Okur’un örnek verdiği en ilginç ürünlerden biri çıtçıtlı şal. Bu fikir Rizeli müşterileri Fazilet Özkan’dan çıkmış. Mehmet Metin Okur, “Türbanları iğneyle tutturmak zor, batıyor veya düşüyor… Fazilet Hanım bize geldi. Çıtçıt yapmayı önerdi. Ona patent aldık, ürünü ürettik. Ürün adeta patladı ve 1 milyon adet sattı. Hem o hem şirketimiz kazandı. Onun rol model olmasını istiyoruz ve yeni önerilere her zaman açığız” diyor.

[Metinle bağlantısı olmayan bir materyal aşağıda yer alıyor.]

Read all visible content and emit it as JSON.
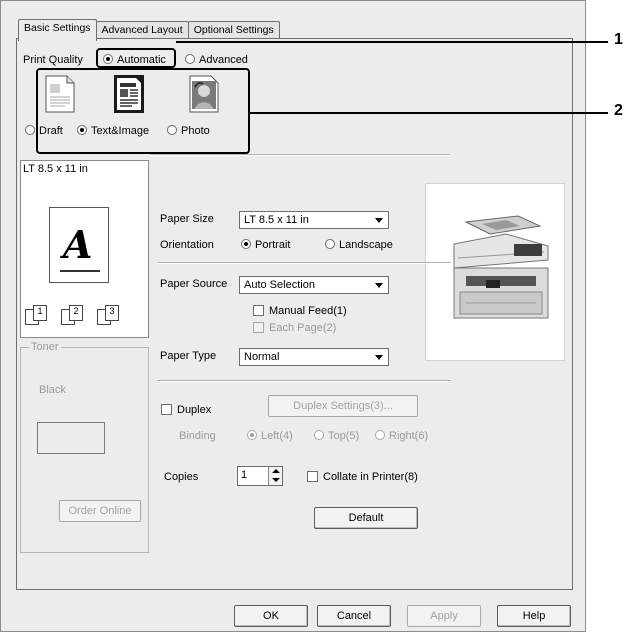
{
  "tabs": [
    {
      "label": "Basic Settings",
      "active": true
    },
    {
      "label": "Advanced Layout",
      "active": false
    },
    {
      "label": "Optional Settings",
      "active": false
    }
  ],
  "print_quality": {
    "label": "Print Quality",
    "automatic": "Automatic",
    "advanced": "Advanced",
    "selected": "Automatic",
    "modes": [
      {
        "label": "Draft",
        "icon": "draft-document-icon"
      },
      {
        "label": "Text&Image",
        "icon": "text-image-document-icon"
      },
      {
        "label": "Photo",
        "icon": "photo-document-icon"
      }
    ],
    "selected_mode": "Text&Image"
  },
  "preview": {
    "paper_label": "LT 8.5 x 11 in",
    "glyph": "A",
    "copy_marks": [
      "1",
      "2",
      "3"
    ]
  },
  "toner": {
    "legend": "Toner",
    "black_label": "Black",
    "order_online": "Order Online"
  },
  "form": {
    "paper_size_label": "Paper Size",
    "paper_size_value": "LT 8.5 x 11 in",
    "orientation_label": "Orientation",
    "portrait": "Portrait",
    "landscape": "Landscape",
    "orientation_selected": "Portrait",
    "paper_source_label": "Paper Source",
    "paper_source_value": "Auto Selection",
    "manual_feed": "Manual Feed(1)",
    "each_page": "Each Page(2)",
    "paper_type_label": "Paper Type",
    "paper_type_value": "Normal",
    "duplex": "Duplex",
    "duplex_settings": "Duplex Settings(3)...",
    "binding_label": "Binding",
    "binding_left": "Left(4)",
    "binding_top": "Top(5)",
    "binding_right": "Right(6)",
    "binding_selected": "Left(4)",
    "copies_label": "Copies",
    "copies_value": "1",
    "collate": "Collate in Printer(8)",
    "default": "Default"
  },
  "footer": {
    "ok": "OK",
    "cancel": "Cancel",
    "apply": "Apply",
    "help": "Help"
  },
  "callouts": [
    "1",
    "2"
  ],
  "printer_image": "multifunction-printer-icon"
}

‘Yapay zeka ekibini 5 yıl önce kurduk’
Mehmet Metin Okur, dijital altyapılarının güçlü olduğuna da değiniyor ve yapay zeka ekiplerini 5 yıl önce kurduklarını belirtiyor ve ekliyor: “Hedefimiz şirketi uçtan uca değerlendirmekti. Sürekli kendimizi geliştiriyoruz. Whatsapp’tan ödeme sistemimiz Facebook ve Mastercard’da ‘case study’ oldu. Yapay zeka başta benim hobim gibiydi, 4 yıl bu konuda çalıştım, şimdi Bilgi Üniversitesi Next Academy’de ders veriyorum.”

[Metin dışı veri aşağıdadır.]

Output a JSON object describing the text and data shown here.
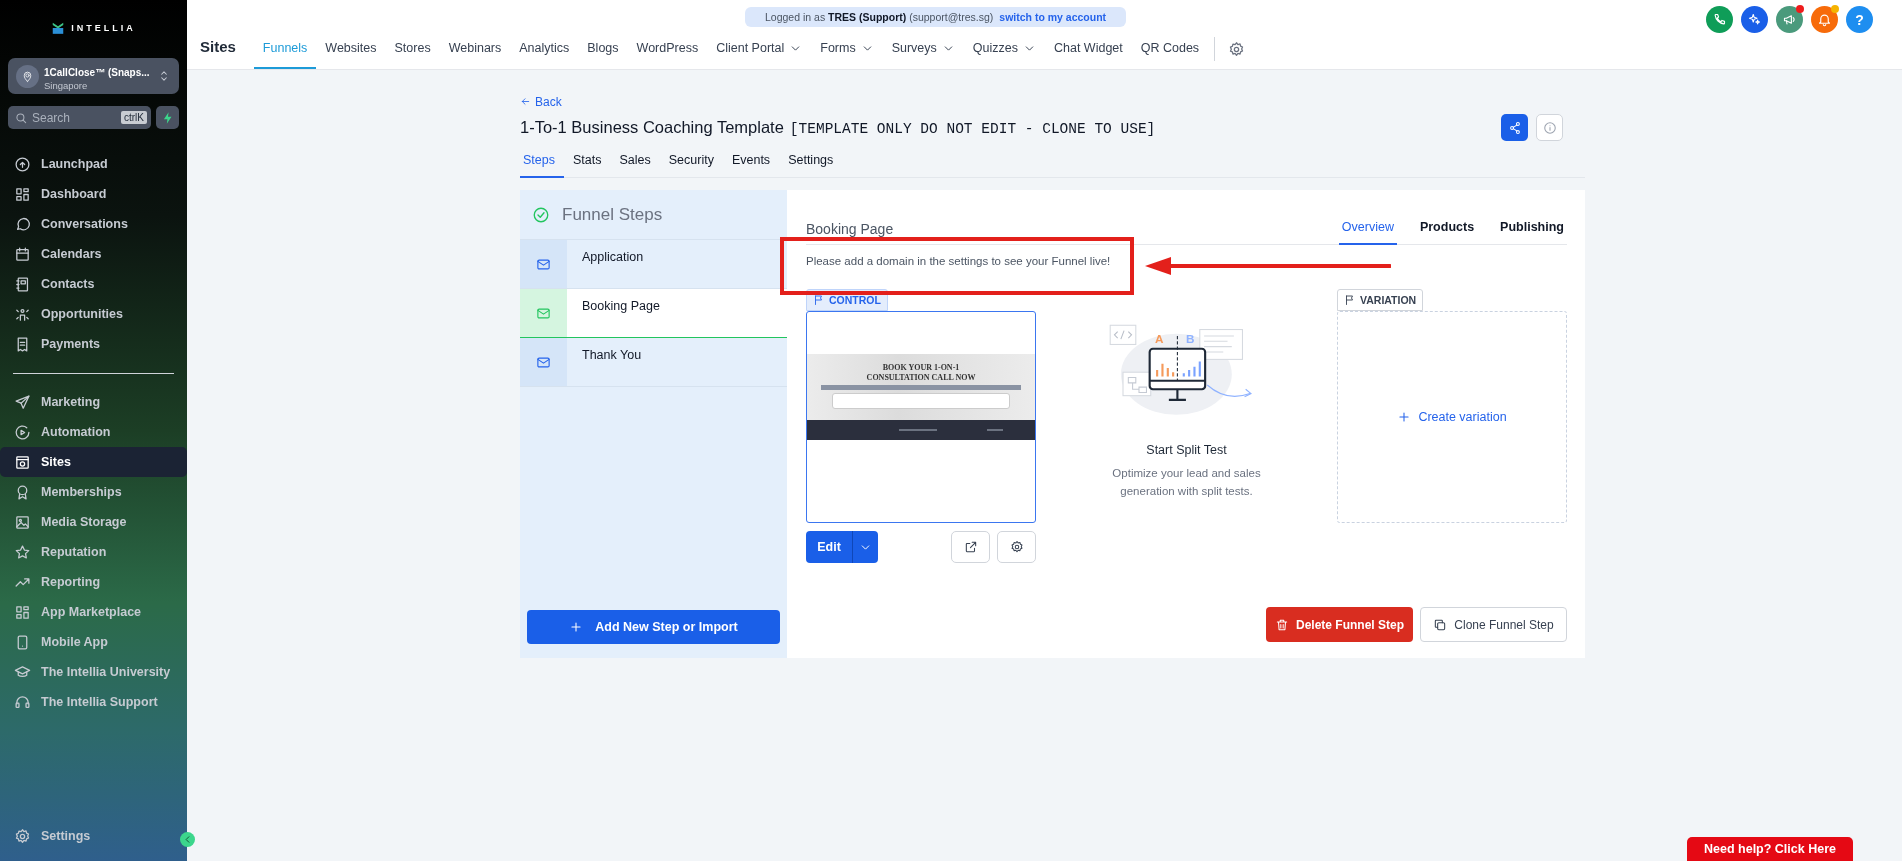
{
  "sidebar": {
    "logo": "INTELLIA",
    "account": {
      "name": "1CallClose™ (Snaps...",
      "location": "Singapore"
    },
    "search": {
      "placeholder": "Search",
      "shortcut": "ctrlK"
    },
    "groups": [
      [
        {
          "label": "Launchpad",
          "selected": false
        },
        {
          "label": "Dashboard",
          "selected": false
        },
        {
          "label": "Conversations",
          "selected": false
        },
        {
          "label": "Calendars",
          "selected": false
        },
        {
          "label": "Contacts",
          "selected": false
        },
        {
          "label": "Opportunities",
          "selected": false
        },
        {
          "label": "Payments",
          "selected": false
        }
      ],
      [
        {
          "label": "Marketing",
          "selected": false
        },
        {
          "label": "Automation",
          "selected": false
        },
        {
          "label": "Sites",
          "selected": true
        },
        {
          "label": "Memberships",
          "selected": false
        },
        {
          "label": "Media Storage",
          "selected": false
        },
        {
          "label": "Reputation",
          "selected": false
        },
        {
          "label": "Reporting",
          "selected": false
        },
        {
          "label": "App Marketplace",
          "selected": false
        },
        {
          "label": "Mobile App",
          "selected": false
        },
        {
          "label": "The Intellia University",
          "selected": false
        },
        {
          "label": "The Intellia Support",
          "selected": false
        }
      ]
    ],
    "settings": "Settings"
  },
  "login_banner": {
    "text": "Logged in as **TRES (Support)** (support@tres.sg)",
    "link": "switch to my account"
  },
  "header_buttons": [
    {
      "kind": "phone"
    },
    {
      "kind": "sparkle"
    },
    {
      "kind": "megaphone",
      "color": "#ee1c1c"
    },
    {
      "kind": "bell",
      "color": "#f5b301"
    },
    {
      "kind": "help",
      "label": "?"
    }
  ],
  "top_nav": {
    "title": "Sites",
    "items": [
      {
        "label": "Funnels",
        "selected": true,
        "dropdown": false
      },
      {
        "label": "Websites",
        "selected": false,
        "dropdown": false
      },
      {
        "label": "Stores",
        "selected": false,
        "dropdown": false
      },
      {
        "label": "Webinars",
        "selected": false,
        "dropdown": false
      },
      {
        "label": "Analytics",
        "selected": false,
        "dropdown": false
      },
      {
        "label": "Blogs",
        "selected": false,
        "dropdown": false
      },
      {
        "label": "WordPress",
        "selected": false,
        "dropdown": false
      },
      {
        "label": "Client Portal",
        "selected": false,
        "dropdown": true
      },
      {
        "label": "Forms",
        "selected": false,
        "dropdown": true
      },
      {
        "label": "Surveys",
        "selected": false,
        "dropdown": true
      },
      {
        "label": "Quizzes",
        "selected": false,
        "dropdown": true
      },
      {
        "label": "Chat Widget",
        "selected": false,
        "dropdown": false
      },
      {
        "label": "QR Codes",
        "selected": false,
        "dropdown": false
      }
    ]
  },
  "page": {
    "back": "Back",
    "title": "1-To-1 Business Coaching Template",
    "title_note": "[TEMPLATE ONLY DO NOT EDIT - CLONE TO USE]",
    "tabs": [
      {
        "label": "Steps",
        "selected": true
      },
      {
        "label": "Stats",
        "selected": false
      },
      {
        "label": "Sales",
        "selected": false
      },
      {
        "label": "Security",
        "selected": false
      },
      {
        "label": "Events",
        "selected": false
      },
      {
        "label": "Settings",
        "selected": false
      }
    ]
  },
  "funnel_steps": {
    "title": "Funnel Steps",
    "steps": [
      {
        "name": "Application",
        "selected": false
      },
      {
        "name": "Booking Page",
        "selected": true
      },
      {
        "name": "Thank You",
        "selected": false
      }
    ],
    "add_button": "Add New Step or Import"
  },
  "step_detail": {
    "title": "Booking Page",
    "tabs": [
      {
        "label": "Overview",
        "selected": true
      },
      {
        "label": "Products",
        "selected": false
      },
      {
        "label": "Publishing",
        "selected": false
      }
    ],
    "notice": "Please add a domain in the settings to see your Funnel live!",
    "control": {
      "label": "CONTROL",
      "preview_heading": "BOOK YOUR 1-ON-1 CONSULTATION CALL NOW",
      "edit": "Edit"
    },
    "split_test": {
      "variant_labels": [
        "A",
        "B"
      ],
      "title": "Start Split Test",
      "description": "Optimize your lead and sales generation with split tests."
    },
    "variation": {
      "label": "VARIATION",
      "create": "Create variation"
    },
    "delete": "Delete Funnel Step",
    "clone": "Clone Funnel Step"
  },
  "help_button": "Need help? Click Here"
}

Bezos’a haber bıraktı, Branson’un partisine katıldı
Mehmet Metin Okur, girişimciliğinin yanı sıra F1 pilotu sertifikasına sahip, kitesurf ve snowboard gibi sporlarla ilgileniyor. Dünyanın en zengin insanlarından Jeff Bezos ve Richard Branson’un kitesurf yaptığını hatırlatıyor. Tanışmak istediği Bezos’un Maui’de kitesurf yaptığı adaya gitmiş, ‘Gelirse bana haber verin’ diyecek kadar oradakilerle samimiyet kurmuş. Richard Branson’un kitesurf için aldığı Necker Island’a gitmek için epey uğraşmış ve nihayet pandemiden önce adada düzenlenen özel partiye katılmış. Burada dünyanın en iyi kitesurf’çüleri ile bir araya geldiğini belirten Okur, “Kitesurf, insanın bugüne kadarki alışkanlıklarını tamamen unutmasını ve vücudunu yeniden eğitmesini sağlayan bir spor. Kollarınız gelecekte, ayaklarınız anda… Dalgaya giderken hesaplamayı refl eks olarak öğreniyorsunuz. İş hayatı da öyle değil mi ana bakıp geleceği hesaplıyorsunuz. Kitesurf’ün dünyaya ve işinize bakış açınızı değiştirdiğine inanıyorum. Öğrendiklerimi işime adapte ediyorum” diyor.